Having two significantly different versions of the same legislation for what is essentially one group of taxpayers is not viable in the long term. It makes an already complex piece of legislation all the more complicated, and naturally makes the private sector a far more appealing prospect for freelancers and contractors; something which government departments became acutely aware of during the implementation of public sector reform earlier this year.
While the rolling out of public sector reform was -- and to a certain extent still is -- a mess, I think HMRC will be relatively pleased with the overall impact of the changes. From where they stand, a number of ‘freelance’ contractors who should have been operating inside IR35 now are. Given that HMRC most likely consider public sector reform a success so far, why wouldn’t they roll the same changes out to the private sector?
If and when it happens, the legislation itself will, I imagine, be the same. However the difference, I hope, will be in the implementation. Recent changes to public sector IR35 were shrouded in confusion, which embarrassingly for the department, and its political masters, was largely down to late and disappointing guidance from HMRC. If those changes are introduced in the private sector, there will at least be a tried and tested roadmap. The Revenue must learn from previous mistakes though, and implement reform and in a more structured way.
‘Time to prepare’
A mooted about April 2018 implementation is unlikely, but not impossible. If this turns out to be the case, private sector reform would probably be announced in this year’s Autumn Budget. However, it’s more realistic that the government will give themselves a little more time to prepare by introducing the reform (the extension of the off-payroll rules) in 2019, meaning an announcement could be made at some point next year. With that said, don’t rule out any surprises.
HMRC has already stated that the ESS (the IR35 digital tool) isn’t just for the public sector, and can be used by anyone. Therefore, I can’t imagine any notable adjustments for the purpose of wider reform. Upon its release, the tool rightfully came under fire for delivering inconsistent results -- an issue which has led to the continuous tinkering of its questions and logic. Whether this would be the case with the tool in the private sector remains to be seen.
From what I can see and know of each of them, the private sector will be far less risk averse than the public sector, which is of course a good thing for freelance and contract professionals. I can’t imagine nearly as many panicked, knee-jerk reactions and blanket determinations. And with a bit of luck, the government will leave enough time between announcing and enforcing reform for businesses to prepare.
If managed properly, potential changes in the private sector can in fact work, contrary to common belief. Numerous public sector agencies are already coping with the recent changes, and continue to engage with many freelance consultants, who remain outside IR35. So the prospect of private sector reform should not in any way, shape or form create panic that freelance contractors are somehow doomed.

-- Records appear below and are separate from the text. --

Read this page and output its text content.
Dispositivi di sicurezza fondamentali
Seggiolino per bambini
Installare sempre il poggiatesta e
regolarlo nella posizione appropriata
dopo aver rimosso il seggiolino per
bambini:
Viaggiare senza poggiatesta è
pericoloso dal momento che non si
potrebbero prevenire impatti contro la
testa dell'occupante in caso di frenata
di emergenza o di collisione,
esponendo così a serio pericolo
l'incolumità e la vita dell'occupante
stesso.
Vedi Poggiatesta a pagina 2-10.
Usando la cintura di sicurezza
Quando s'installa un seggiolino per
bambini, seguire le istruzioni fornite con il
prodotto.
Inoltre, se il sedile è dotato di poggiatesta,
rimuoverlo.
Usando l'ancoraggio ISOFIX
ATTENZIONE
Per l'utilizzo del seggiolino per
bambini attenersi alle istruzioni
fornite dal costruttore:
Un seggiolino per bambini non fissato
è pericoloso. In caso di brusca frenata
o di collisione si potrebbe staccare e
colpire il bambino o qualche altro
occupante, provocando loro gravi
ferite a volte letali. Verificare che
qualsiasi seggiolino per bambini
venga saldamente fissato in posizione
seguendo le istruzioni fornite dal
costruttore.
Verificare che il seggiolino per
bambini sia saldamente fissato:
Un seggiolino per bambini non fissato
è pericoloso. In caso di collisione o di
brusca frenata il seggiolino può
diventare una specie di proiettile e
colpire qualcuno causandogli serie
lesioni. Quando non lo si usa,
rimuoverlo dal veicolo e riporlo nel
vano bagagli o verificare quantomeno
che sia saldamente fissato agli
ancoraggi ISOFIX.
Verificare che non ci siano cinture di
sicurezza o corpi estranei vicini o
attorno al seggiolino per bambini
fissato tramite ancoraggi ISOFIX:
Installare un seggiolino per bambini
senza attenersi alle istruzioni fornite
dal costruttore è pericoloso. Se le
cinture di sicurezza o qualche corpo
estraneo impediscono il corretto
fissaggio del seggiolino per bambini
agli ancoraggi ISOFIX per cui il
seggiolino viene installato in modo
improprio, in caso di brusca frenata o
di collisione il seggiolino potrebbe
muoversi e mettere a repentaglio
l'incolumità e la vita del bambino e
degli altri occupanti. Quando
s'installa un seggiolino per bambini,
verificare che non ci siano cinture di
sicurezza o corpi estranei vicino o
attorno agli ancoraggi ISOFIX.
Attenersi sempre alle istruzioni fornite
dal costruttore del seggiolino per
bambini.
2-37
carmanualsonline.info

The Revenue could even inspire some confidence in the coming weeks or months, because it is just about to embark on its first enforcement round of the April rules. These checks will, initially at least, be largely informal enquiries at public sector organisations. Inspectors demonstrating a firm, fair, proportionate as well as practically-minded approach in HMRC’s enforcement could reassure the many who have jitters about the tax authority doing the same policing, eventually, at private sector companies.
So whether (as we expect) HMRC scrutinises blanket ‘inside’ and ‘outside’ determinations, how the ESS was used and if ‘reasonable care’ was taken, will all be watched keenly by all in the freelance work sector, not just those immediately in the taxman’s crosshairs. However, he will be on the look-out too of course.
It’s likely to take several months before these checks begin to have any
real impact on the entire market, but HMRC will have no qualms about targeting
and perhaps even formally investigating any organisation or department
immediately, should they not like what they see.